A Grande Mudança conta a história verídica da descoberta, em 1417, do poema De rerum natura, do filósofo epicurista Lucrécio, num mosteiro remoto na Alemanha. Greenblatt argumenta que foi a visão essencialmente materialista de Lucrécio que fecundou os espíritos da época e deu à luz o mundo moderno.

O autor desta descoberta chamava-se Poggio Bracciolini (1380-1459), literato e um dos primeiros humanistas, que se encontrava então desempregado, depois de o Papa que ele servia, João XIII, ter sido deposto e preso.

Vendo-se sem ocupação, Poggio decidiu viajar em busca de manuscritos clássicos nas velhas bibliotecas dos mosteiros. A intuição levou-o à abadia beneditina de Fulda, no coração da Alemanha. Graças ao seu conhecimento do latim e dos clássicos, este detetive dos livros antigos conseguiu identificar o De rerum natura, que tinha sido louvado por Cícero mas nunca fora encontrado.

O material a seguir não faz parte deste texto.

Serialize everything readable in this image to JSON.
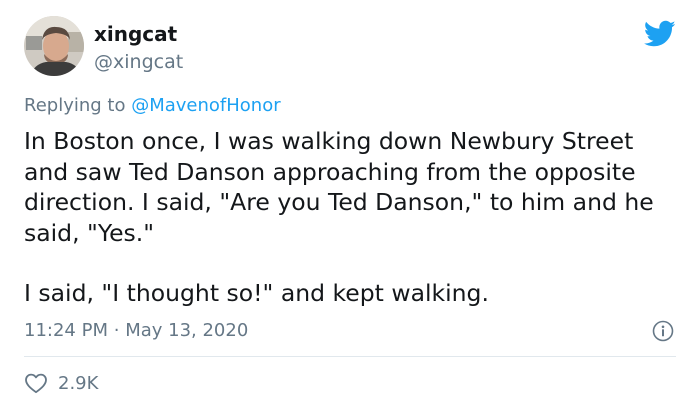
{
  "tweet": {
    "author_name": "xingcat",
    "author_handle": "@xingcat",
    "reply_prefix": "Replying to",
    "reply_to": "@MavenofHonor",
    "paragraphs": [
      "In Boston once, I was walking down Newbury Street and saw Ted Danson approaching from the opposite direction. I said, \"Are you Ted Danson,\" to him and he said, \"Yes.\"",
      "I said, \"I thought so!\" and kept walking."
    ],
    "time": "11:24 PM",
    "separator": "·",
    "date": "May 13, 2020",
    "likes": "2.9K"
  },
  "icons": {
    "brand": "twitter-bird-icon",
    "info": "info-icon",
    "like": "heart-icon"
  },
  "colors": {
    "brand": "#1da1f2",
    "text": "#14171a",
    "secondary": "#657786",
    "divider": "#e1e8ed"
  }
}
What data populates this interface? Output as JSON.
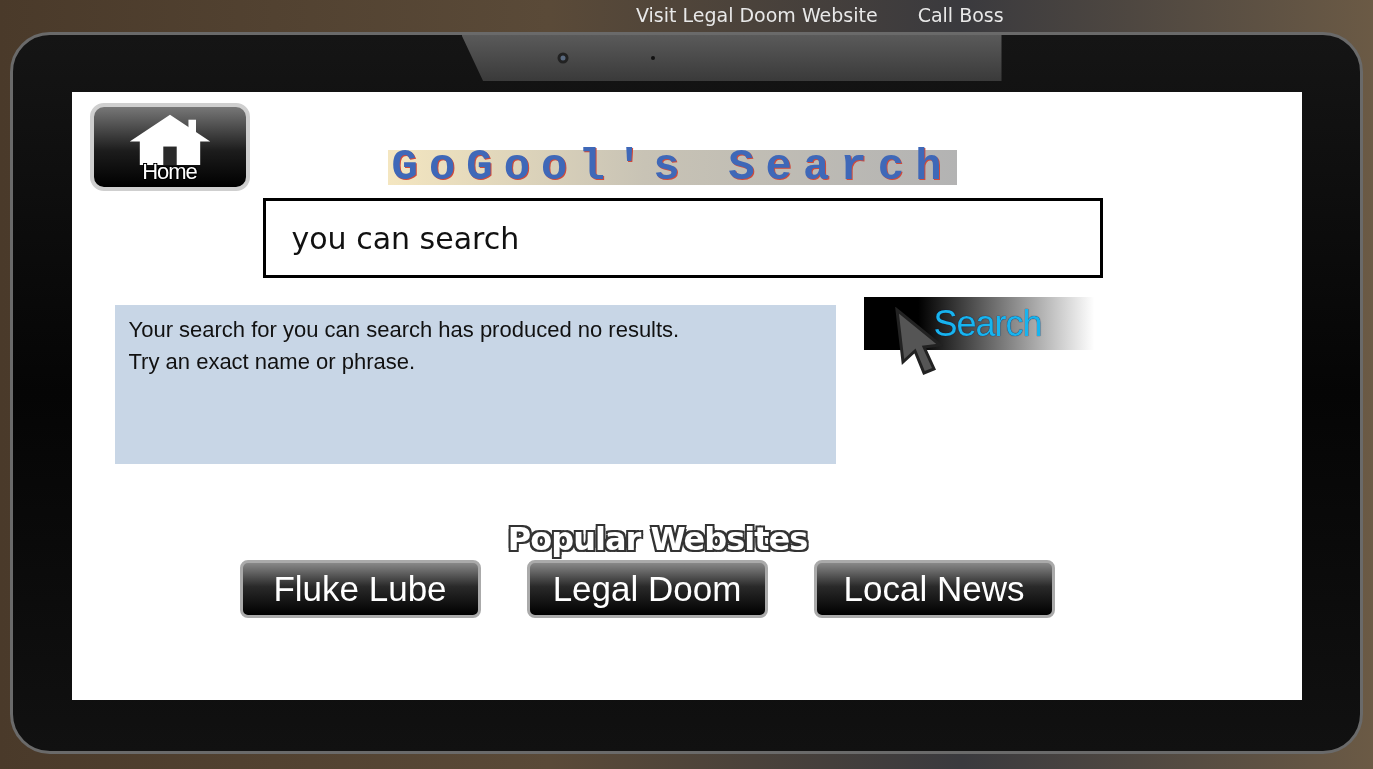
{
  "scene_actions": [
    "Visit Legal Doom Website",
    "Call Boss"
  ],
  "home_button": {
    "label": "Home"
  },
  "logo": "GoGool's Search",
  "search_field": {
    "value": "you can search"
  },
  "results": {
    "lines": [
      "Your search for you can search has produced no results.",
      "Try an exact name or phrase."
    ]
  },
  "search_button": {
    "label": "Search"
  },
  "popular": {
    "title": "Popular Websites",
    "sites": [
      "Fluke Lube",
      "Legal Doom",
      "Local News"
    ]
  }
}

Terá sido realmente o poema de Lucrécio, que descreve um mundo composto por átomos em movimento, que pôs o Renascimento em marcha? Há quem considere exagerado atribuir a Poggio a responsabilidade por esta revolução. E talvez seja. Mas nem por isso o livro de Greenblatt é menos meritório ou encantador.

Poggio teve de recorrer à sua prática de escrita para copiar o De rerum natura, sempre sob a vigilância apertada dos monges. Os livros eram bens demasiado preciosos para poderem sair do mosteiro ou sequer serem deixados à mercê de um estranho sem supervisão. Os roubos não eram incomuns. «Àquele que rouba livros, ou que não devolve livros emprestados, que o livro se transforme em serpente na sua mão e o pique», dizia um manuscrito medieval citado pelo autor. «Que seja atingido por paralisia e todos os seus membros rebentem. Que definhe de dor, implorando por clemência, e o seu tormento não seja aliviado até que entre em decomposição». Não desejo tal sofrimento a ninguém mas… ó vós que pedis livros emprestados e não os devolveis, ponde bem os olhos nisto!